Rp0.2 means yield strength, Rm tensile strength, a80mm elongation, n90 means strain hardening index, r90 means plastic strain ratio.

The above description is only an exemplary embodiment of the present invention, and is not intended to limit the scope of the present invention. In order that the components of the present invention may be combined without conflict, it is intended that all equivalent changes and modifications made by those skilled in the art without departing from the spirit and principles of the present invention shall fall within the protection scope of the present invention.

Claims

1. The manufacturing method of the cold-rolled low-carbon enamel steel for the household appliances is characterized by comprising the following process steps which are carried out in sequence: smelting blast furnace molten iron, desulfurizing pretreatment of molten iron, smelting converter molten steel, refining molten steel, continuously casting plate blanks, continuously rolling hot, pickling and continuously rolling cold, annealing and leveling;

the molten steel refining treatment step comprises: carrying out deoxidation and alloying processes of Al, Mn, N and S, wherein the N microalloying is carried out by adding ferro-manganese nitride alloy, the S alloying process is carried out by adding ferro-sulphur or feeding a sulphur wire, the molten steel is subjected to Ca treatment, the Ca treatment is controlled according to the condition that [ Ca ]/[ Als ] is0.10-0.14, the soft argon blowing is carried out on the ladle for 8-15 min after the Ca treatment is finished, and the steel ladle molten steel calming time between the soft argon blowing end and the continuous casting ladle casting is controlled to be 15-30 min;

the cold-rolled low-carbon enamel steel for the household appliances comprises the following chemical components in percentage by weight: 0.05 Wt%, Si: 0.02 Wt%, Mn: 0.53 Wt%, P: 0.010 Wt%, S: 0.033 Wt%, Als: 0.018 Wt%, N: 0.0114 Wt%, and the balance of Fe and inevitable trace elements;

adopting cover annealing, wherein the cover annealing comprises the following steps: purging with full hydrogen; the annealing heat preservation temperature is 660-730 ℃, the annealing heat preservation time is 11-14 h, the cooling rate is controlled to be less than or equal to 20 ℃/h, the cooling is controlled to be 380 ℃, and the tapping temperature is less than or equal to 80 ℃;

the yield strength Rp0.2 is 170-260 MPa, the tensile strength Rm is 280-370 MPa, the elongation A80mm is more than or equal to 34%, n90 is more than or equal to 0.16, and r90 is more than or equal to 1.4.

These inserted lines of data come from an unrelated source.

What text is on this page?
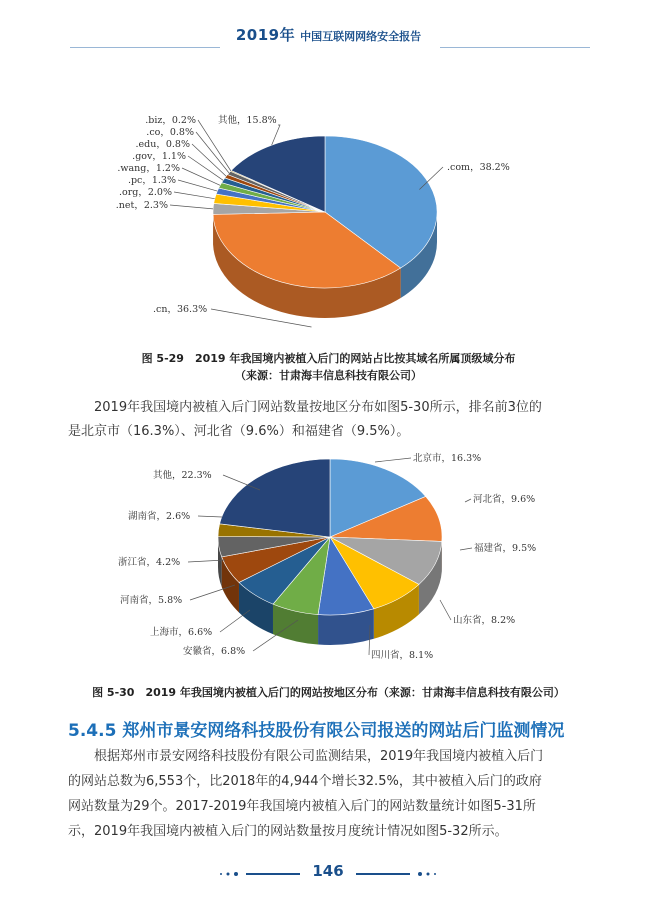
2019年 中国互联网网络安全报告
.com，38.2%
.cn，36.3%
.net，2.3%
.org，2.0%
.pc，1.3%
.wang，1.2%
.gov，1.1%
.edu，0.8%
.co，0.8%
.biz，0.2% 其他，15.8%
图 5-29　2019 年我国境内被植入后门的网站占比按其域名所属顶级域分布
（来源：甘肃海丰信息科技有限公司）
2019年我国境内被植入后门网站数量按地区分布如图5-30所示，排名前3位的
是北京市（16.3%）、河北省（9.6%）和福建省（9.5%）。
北京市，16.3%
河北省，9.6%
福建省，9.5%
山东省，8.2%
四川省，8.1%
安徽省，6.8%
上海市，6.6%
河南省，5.8%
浙江省，4.2%
湖南省，2.6%
其他，22.3%
图 5-30　2019 年我国境内被植入后门的网站按地区分布（来源：甘肃海丰信息科技有限公司）
5.4.5 郑州市景安网络科技股份有限公司报送的网站后门监测情况
根据郑州市景安网络科技股份有限公司监测结果，2019年我国境内被植入后门
的网站总数为6,553个，比2018年的4,944个增长32.5%，其中被植入后门的政府
网站数量为29个。2017-2019年我国境内被植入后门的网站数量统计如图5-31所
示，2019年我国境内被植入后门的网站数量按月度统计情况如图5-32所示。
146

2. The manufacturing method according to claim 1, wherein in the slab continuous casting step: the automatic slagging detection control of the steel ladle is adopted, the superheat degree of pouring of the tundish is 10-30 ℃, the alkali covering agent is used in the tundish, the low-carbon steel covering slag is used, the casting blank drawing speed is 1.20-1.60 m/min, the liquid level fluctuation of the crystallizer is adopted for automatic control, and the fluctuation range is controlled to be +/-3 mm.

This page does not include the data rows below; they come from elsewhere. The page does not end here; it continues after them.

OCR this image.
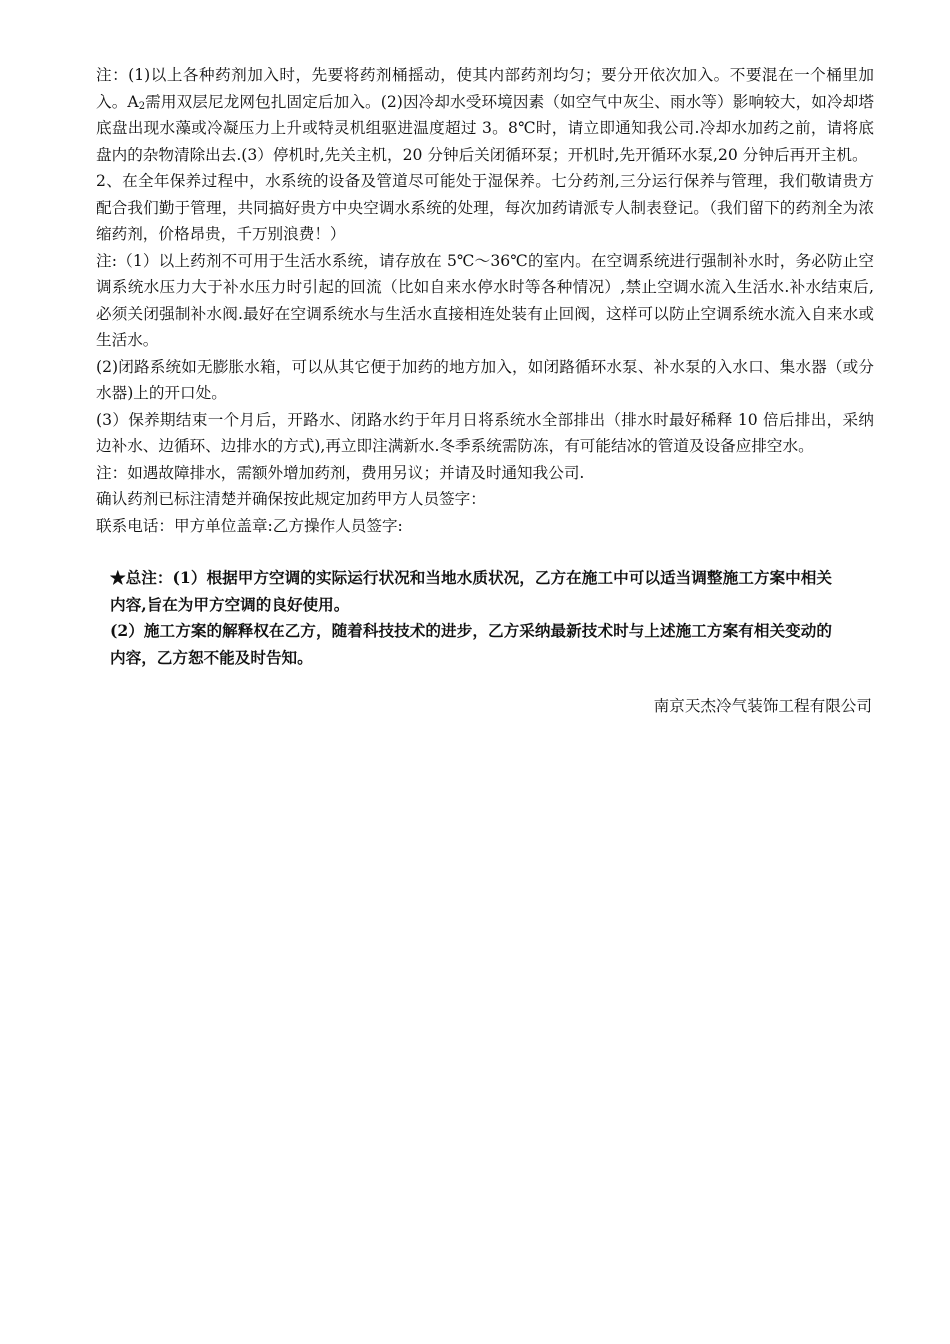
注：(1)以上各种药剂加入时，先要将药剂桶摇动，使其内部药剂均匀；要分开依次加入。不要混在一个桶里加入。$A_2$需用双层尼龙网包扎固定后加入。(2)因冷却水受环境因素（如空气中灰尘、雨水等）影响较大，如冷却塔底盘出现水藻或冷凝压力上升或特灵机组驱进温度超过 3。8℃时，请立即通知我公司.冷却水加药之前，请将底盘内的杂物清除出去.(3）停机时,先关主机，20 分钟后关闭循环泵；开机时,先开循环水泵,20 分钟后再开主机。

2、在全年保养过程中，水系统的设备及管道尽可能处于湿保养。七分药剂,三分运行保养与管理，我们敬请贵方配合我们勤于管理，共同搞好贵方中央空调水系统的处理，每次加药请派专人制表登记。（我们留下的药剂全为浓缩药剂，价格昂贵，千万别浪费！）

注:（1）以上药剂不可用于生活水系统，请存放在 5℃～36℃的室内。在空调系统进行强制补水时，务必防止空调系统水压力大于补水压力时引起的回流（比如自来水停水时等各种情况）,禁止空调水流入生活水.补水结束后,必须关闭强制补水阀.最好在空调系统水与生活水直接相连处装有止回阀，这样可以防止空调系统水流入自来水或生活水。

(2)闭路系统如无膨胀水箱，可以从其它便于加药的地方加入，如闭路循环水泵、补水泵的入水口、集水器（或分水器)上的开口处。

(3）保养期结束一个月后，开路水、闭路水约于年月日将系统水全部排出（排水时最好稀释 10 倍后排出，采纳边补水、边循环、边排水的方式),再立即注满新水.冬季系统需防冻，有可能结冰的管道及设备应排空水。

注：如遇故障排水，需额外增加药剂，费用另议；并请及时通知我公司.

确认药剂已标注清楚并确保按此规定加药甲方人员签字：

联系电话：甲方单位盖章:乙方操作人员签字:

★总注：(1）根据甲方空调的实际运行状况和当地水质状况，乙方在施工中可以适当调整施工方案中相关内容,旨在为甲方空调的良好使用。

(2）施工方案的解释权在乙方，随着科技技术的进步，乙方采纳最新技术时与上述施工方案有相关变动的内容，乙方恕不能及时告知。

南京天杰冷气装饰工程有限公司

3. The manufacturing method according to claim 1, wherein in the hot continuous rolling step: controlling the heating temperature of the casting blank to be 1100-1250 ℃; controlling the finishing temperature to be 850-950 ℃; the coiling temperature is 600-700 ℃.

4. The manufacturing method according to claim 1, wherein in the pickling cold continuous rolling step: and the cold rolling reduction rate is 65-80%.

5. The manufacturing method according to claim 1, wherein in the flattening step: the leveling elongation is controlled according to the thickness of different strip steels and is 0.7-1.6%.